Tegel, New Zealand's largest poultry supplier, has announced it is putting up its prices.
While the increase varies from product to product, most products will increase by roughly 10 percent.
Tegel's general manager of sales Yvonne van Nes noted that Kiwis have been enjoying low chicken prices since 2014 when chicken breast was $17 per kilogram, compared to as low as $7 today.
"This is the first across-the-board increase we have done in some time, and it reflects the current cost of raising a chicken and distributing it to our network,” commented van Nes.
"Although people may see the prices of whole chicken and chicken products go up later in the year once the increase kicks in, Tegel chicken will continue to be a reasonably priced meal option for Kiwi families.”
Food and Grocery Council chief executive Katherine Rich said food prices were rising in most sectors. Tegel had just made the decision to tell consumers.
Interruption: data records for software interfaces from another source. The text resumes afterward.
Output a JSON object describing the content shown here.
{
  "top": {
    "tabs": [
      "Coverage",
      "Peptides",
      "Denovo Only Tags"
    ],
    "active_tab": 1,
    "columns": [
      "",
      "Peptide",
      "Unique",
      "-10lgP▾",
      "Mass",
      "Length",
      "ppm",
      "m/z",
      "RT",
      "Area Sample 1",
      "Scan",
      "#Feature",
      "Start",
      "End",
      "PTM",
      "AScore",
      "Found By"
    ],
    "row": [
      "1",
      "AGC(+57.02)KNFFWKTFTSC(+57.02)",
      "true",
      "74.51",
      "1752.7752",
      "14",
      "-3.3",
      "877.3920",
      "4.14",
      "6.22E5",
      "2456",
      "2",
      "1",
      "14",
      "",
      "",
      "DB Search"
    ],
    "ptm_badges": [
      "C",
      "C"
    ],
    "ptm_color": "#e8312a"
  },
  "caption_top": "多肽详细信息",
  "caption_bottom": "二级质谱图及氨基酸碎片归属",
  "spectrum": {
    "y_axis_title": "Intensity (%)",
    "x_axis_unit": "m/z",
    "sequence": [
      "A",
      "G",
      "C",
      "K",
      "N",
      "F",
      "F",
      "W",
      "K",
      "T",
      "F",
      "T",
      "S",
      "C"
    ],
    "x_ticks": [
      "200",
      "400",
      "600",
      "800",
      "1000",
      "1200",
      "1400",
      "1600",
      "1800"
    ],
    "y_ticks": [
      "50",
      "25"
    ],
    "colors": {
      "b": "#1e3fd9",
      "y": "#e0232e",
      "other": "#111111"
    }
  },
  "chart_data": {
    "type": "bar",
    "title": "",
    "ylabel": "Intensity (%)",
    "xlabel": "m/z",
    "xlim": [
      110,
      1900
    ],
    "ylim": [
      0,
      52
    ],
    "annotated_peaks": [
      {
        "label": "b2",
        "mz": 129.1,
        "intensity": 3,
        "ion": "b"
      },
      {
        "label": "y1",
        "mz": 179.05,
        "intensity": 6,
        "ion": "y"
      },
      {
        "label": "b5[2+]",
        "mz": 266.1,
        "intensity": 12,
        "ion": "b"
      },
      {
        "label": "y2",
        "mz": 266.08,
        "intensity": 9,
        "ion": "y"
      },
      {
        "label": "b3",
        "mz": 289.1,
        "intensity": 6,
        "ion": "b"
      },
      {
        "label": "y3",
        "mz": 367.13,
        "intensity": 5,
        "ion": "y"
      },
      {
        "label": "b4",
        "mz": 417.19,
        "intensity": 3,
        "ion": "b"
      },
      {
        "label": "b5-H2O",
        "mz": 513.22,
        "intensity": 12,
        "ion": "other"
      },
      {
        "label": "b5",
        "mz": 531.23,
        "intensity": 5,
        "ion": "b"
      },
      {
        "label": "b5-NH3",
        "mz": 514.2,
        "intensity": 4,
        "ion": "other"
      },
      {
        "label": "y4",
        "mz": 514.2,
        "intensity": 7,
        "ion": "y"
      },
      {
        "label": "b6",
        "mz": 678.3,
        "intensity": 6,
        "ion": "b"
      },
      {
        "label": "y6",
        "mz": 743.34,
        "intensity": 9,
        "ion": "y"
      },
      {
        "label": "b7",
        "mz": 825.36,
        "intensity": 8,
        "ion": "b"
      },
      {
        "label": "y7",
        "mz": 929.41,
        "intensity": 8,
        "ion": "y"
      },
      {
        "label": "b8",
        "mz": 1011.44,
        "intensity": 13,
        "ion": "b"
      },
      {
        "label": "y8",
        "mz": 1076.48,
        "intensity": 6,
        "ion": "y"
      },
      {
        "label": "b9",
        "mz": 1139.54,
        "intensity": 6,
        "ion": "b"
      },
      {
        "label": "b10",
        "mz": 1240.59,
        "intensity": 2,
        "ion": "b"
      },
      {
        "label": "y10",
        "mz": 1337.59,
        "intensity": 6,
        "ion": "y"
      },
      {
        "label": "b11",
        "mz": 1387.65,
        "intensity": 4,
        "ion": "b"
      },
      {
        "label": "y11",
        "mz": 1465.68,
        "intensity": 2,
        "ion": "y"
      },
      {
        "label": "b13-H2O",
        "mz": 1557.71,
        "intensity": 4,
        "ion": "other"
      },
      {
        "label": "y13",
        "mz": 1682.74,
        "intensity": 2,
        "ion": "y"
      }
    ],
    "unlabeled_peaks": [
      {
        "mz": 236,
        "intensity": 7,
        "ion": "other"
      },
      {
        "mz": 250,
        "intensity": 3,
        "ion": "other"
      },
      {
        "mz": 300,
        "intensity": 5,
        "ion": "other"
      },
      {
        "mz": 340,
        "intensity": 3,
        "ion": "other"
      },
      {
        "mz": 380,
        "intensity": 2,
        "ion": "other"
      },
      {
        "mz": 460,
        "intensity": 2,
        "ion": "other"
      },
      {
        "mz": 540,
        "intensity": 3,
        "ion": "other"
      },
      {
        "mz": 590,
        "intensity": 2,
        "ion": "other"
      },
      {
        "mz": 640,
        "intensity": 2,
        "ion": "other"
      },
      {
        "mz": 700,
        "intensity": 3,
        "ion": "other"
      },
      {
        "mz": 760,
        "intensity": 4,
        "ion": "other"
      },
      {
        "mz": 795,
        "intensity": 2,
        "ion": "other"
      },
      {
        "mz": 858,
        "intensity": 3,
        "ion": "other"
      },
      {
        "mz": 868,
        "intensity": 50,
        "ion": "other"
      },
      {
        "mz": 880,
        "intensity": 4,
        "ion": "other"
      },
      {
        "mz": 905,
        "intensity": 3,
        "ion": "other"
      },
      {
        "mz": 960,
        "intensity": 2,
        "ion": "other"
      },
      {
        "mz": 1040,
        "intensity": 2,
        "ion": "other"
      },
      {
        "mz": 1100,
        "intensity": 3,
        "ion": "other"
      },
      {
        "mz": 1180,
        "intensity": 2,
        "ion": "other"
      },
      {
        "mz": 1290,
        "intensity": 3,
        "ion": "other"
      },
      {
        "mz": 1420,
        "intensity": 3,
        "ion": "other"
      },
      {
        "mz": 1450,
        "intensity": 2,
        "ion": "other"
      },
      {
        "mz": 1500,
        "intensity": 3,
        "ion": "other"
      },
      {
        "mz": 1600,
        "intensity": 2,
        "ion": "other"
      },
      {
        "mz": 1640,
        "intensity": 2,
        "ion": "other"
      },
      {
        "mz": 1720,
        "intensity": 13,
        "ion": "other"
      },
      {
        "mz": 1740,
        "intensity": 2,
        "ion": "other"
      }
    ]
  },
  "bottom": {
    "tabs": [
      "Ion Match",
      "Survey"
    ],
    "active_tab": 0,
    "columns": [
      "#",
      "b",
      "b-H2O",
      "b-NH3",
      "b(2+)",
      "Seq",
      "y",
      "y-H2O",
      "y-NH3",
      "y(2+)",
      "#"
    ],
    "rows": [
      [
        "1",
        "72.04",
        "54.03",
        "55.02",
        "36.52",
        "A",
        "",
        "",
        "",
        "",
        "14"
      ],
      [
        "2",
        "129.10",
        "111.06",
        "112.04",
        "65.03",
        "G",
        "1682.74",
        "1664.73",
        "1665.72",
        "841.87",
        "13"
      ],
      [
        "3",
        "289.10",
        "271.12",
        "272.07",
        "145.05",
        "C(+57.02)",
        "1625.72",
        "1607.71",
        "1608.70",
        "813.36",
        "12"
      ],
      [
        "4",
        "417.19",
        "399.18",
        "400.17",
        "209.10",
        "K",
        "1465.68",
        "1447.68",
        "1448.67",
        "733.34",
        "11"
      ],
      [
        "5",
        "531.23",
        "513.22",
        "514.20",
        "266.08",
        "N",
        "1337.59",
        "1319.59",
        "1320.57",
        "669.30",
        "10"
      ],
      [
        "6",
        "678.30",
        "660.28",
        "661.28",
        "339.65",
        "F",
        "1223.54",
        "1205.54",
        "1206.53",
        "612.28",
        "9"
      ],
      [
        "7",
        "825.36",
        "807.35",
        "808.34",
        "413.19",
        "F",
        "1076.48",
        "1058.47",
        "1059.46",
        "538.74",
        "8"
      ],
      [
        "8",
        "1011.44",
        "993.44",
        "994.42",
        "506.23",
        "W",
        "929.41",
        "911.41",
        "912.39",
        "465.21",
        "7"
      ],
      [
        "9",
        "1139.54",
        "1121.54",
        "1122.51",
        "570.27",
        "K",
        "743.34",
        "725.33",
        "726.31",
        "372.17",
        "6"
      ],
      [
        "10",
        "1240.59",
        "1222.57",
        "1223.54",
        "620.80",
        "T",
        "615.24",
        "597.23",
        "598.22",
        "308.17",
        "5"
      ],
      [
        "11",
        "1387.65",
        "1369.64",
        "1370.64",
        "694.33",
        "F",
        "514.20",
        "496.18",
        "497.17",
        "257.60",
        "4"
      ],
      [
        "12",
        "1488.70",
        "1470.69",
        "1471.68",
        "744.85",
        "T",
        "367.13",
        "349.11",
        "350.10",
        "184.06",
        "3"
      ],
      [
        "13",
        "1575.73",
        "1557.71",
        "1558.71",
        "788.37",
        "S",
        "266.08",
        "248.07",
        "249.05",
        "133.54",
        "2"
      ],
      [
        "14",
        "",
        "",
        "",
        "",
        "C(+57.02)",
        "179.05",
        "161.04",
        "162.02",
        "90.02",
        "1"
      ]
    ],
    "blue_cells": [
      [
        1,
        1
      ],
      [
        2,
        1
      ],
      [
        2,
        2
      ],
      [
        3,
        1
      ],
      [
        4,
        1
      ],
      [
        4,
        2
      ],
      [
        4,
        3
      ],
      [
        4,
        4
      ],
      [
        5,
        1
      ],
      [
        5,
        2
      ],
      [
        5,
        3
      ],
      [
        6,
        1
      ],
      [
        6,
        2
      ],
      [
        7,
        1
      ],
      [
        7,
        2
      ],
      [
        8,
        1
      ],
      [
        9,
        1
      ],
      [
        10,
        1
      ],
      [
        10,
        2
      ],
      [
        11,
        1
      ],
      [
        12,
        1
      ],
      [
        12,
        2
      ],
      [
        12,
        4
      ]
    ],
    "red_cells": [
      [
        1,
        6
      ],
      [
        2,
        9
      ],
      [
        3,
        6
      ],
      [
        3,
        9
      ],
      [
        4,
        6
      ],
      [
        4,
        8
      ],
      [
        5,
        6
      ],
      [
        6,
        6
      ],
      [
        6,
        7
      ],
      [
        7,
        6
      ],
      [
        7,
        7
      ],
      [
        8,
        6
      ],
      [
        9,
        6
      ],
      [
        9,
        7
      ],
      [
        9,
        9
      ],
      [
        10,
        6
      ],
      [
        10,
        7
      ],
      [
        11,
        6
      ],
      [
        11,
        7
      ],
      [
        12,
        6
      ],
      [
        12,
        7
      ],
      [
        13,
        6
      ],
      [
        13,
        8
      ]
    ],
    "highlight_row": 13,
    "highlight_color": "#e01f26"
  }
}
"The company should be commended for its transparency with consumers, because more often than not, companies don't issue press statements and let people know, the increases just happen. I can certainly understand their response to the current cost pressures because it's been felt right across the supply base whether you’re a grower, a producer or a manufacturer."
The cost of wages, energy, insurance, freight and logistics are rising which in turn was pushing up food prices, continued Rich.
"Things that are specific to Tegel like the prices of soy, corn and wheat have all gone up, but the main one is getting staff, while the borders are closed, everyone's screaming out for staff and so even if you've got great staff the chances are that they're doing over time which costs more."